Is that a possibility to call the CUBLAS library for doing matrix operations during invoking a kernel?

I want to parallelise some work by invoking a kernel but in each threads I would need to solve some matrix operations as well. Cant workout how to make it in a proper way in CUDA.

No, function in CUBLAS is a C-wrapper, you cannot call it inside a kernel.

If you are asking whether you can call CUBLAS from inside a kernel, then the answer is no.

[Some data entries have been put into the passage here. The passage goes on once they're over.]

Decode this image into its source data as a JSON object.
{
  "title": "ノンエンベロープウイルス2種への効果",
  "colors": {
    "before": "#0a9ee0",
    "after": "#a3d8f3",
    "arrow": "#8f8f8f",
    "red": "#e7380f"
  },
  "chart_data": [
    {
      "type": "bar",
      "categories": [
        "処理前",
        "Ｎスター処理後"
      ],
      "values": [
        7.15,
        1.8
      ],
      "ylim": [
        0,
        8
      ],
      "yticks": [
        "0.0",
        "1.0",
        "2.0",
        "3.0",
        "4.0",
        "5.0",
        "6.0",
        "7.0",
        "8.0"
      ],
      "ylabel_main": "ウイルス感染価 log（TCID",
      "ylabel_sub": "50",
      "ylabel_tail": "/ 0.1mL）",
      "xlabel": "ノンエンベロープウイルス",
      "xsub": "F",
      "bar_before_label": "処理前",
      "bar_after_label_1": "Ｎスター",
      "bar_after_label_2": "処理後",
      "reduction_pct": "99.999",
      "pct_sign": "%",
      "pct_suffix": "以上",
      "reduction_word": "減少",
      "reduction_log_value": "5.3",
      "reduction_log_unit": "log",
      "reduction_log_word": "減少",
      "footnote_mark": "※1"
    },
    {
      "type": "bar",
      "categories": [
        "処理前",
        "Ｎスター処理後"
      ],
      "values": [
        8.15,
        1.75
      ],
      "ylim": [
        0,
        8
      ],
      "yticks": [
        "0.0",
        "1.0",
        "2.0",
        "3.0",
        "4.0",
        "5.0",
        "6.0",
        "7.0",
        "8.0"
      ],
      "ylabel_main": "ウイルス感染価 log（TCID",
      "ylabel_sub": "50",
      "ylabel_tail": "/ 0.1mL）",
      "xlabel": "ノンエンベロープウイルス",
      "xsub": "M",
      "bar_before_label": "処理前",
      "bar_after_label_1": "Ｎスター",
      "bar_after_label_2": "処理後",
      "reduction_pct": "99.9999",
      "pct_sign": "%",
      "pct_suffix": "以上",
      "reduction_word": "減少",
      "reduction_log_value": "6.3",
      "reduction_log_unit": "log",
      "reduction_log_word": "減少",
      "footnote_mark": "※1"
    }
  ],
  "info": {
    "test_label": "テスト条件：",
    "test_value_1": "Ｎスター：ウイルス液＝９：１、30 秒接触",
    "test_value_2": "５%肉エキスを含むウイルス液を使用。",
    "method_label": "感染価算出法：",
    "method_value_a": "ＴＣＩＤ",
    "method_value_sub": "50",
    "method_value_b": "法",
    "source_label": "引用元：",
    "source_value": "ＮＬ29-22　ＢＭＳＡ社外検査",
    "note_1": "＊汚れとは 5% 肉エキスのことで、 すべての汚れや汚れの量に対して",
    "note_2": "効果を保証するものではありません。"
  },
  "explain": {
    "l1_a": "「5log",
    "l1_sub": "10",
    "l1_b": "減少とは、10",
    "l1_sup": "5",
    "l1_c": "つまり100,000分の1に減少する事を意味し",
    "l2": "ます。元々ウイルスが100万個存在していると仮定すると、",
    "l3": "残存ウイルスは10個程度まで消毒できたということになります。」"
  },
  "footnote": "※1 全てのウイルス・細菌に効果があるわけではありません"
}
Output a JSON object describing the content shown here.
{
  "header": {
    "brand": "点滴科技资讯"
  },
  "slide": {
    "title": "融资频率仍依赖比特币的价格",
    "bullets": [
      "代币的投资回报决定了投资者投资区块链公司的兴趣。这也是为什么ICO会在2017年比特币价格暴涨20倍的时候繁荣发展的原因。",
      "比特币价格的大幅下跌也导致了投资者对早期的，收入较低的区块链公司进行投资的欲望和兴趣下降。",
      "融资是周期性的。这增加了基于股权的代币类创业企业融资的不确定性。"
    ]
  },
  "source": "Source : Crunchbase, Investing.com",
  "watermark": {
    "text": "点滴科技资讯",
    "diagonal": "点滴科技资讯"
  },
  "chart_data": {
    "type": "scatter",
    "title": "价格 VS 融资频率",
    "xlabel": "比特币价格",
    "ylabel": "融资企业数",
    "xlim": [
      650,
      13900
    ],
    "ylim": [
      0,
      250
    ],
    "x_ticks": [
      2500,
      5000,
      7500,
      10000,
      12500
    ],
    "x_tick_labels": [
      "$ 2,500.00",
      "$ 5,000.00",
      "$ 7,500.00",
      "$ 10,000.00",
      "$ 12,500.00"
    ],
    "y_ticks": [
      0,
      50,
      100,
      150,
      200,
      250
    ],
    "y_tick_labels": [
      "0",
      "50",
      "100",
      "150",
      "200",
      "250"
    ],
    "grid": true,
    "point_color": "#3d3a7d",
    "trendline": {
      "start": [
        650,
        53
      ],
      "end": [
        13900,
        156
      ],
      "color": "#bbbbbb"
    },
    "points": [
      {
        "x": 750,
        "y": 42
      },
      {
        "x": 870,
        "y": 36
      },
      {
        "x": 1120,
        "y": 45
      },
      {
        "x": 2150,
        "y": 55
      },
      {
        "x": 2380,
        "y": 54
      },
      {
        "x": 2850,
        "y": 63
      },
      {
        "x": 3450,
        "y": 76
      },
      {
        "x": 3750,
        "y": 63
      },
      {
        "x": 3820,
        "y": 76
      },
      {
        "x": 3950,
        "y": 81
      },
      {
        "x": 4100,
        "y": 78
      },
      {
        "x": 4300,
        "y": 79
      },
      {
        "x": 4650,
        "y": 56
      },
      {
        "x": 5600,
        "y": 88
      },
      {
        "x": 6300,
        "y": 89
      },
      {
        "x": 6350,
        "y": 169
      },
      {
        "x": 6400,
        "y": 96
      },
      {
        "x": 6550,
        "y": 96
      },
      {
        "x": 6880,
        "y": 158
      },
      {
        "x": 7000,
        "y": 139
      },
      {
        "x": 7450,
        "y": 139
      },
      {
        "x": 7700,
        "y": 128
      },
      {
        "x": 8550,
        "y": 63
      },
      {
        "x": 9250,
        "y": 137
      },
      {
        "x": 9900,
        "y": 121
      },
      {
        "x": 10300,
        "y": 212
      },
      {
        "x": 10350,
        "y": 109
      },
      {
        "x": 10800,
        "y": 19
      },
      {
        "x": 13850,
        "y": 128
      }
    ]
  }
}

It might sound restrictive, but it doesn’t necessarily have to be. My approach to this has been to use the host to coordinate the main stages of a given algorithm, with each stage being a separate kernel or CUBLAS call, while keeping as much data on the GPU as possible to minimize PCI-e bus overheads. If your algorithm needs intermediate data from the device inside the host loop, you can do things like queue kernels, overlap copying with kernel execution, use zero copy memory access (if your GPU supports it) and perform host side operations in parallel with the GPU to help hide PCI-e bus latency and bandwidth limitations.

There are a couple of good papers (one on Lapack style dense matrix factorization by V.Volkov from UC Berkley and one from M.Fatica from NVIDIA on LINPACK benchmark acceleration) which show how effective this process can be.

I am trying to do lots of least squares estimates of the regression parameters in parallel. In this case if I make use of CUBLAS for the estimation, then I could only do the estimations one by one. Any thought?

It isn’t going to be easy to do that sort of task parallelism with CUDA, it really is a data parallel computing model. What are the problem sizes?

As an aside, I would imagine you could formulate and solve many least squares problems as a single large system of linear equations, but it would probably be much better done using sparse matrices with an iterative solver of some sort, rather than an explicit factorization with dense matrices. Which means you probably don’t want use CUBLAS in the first place…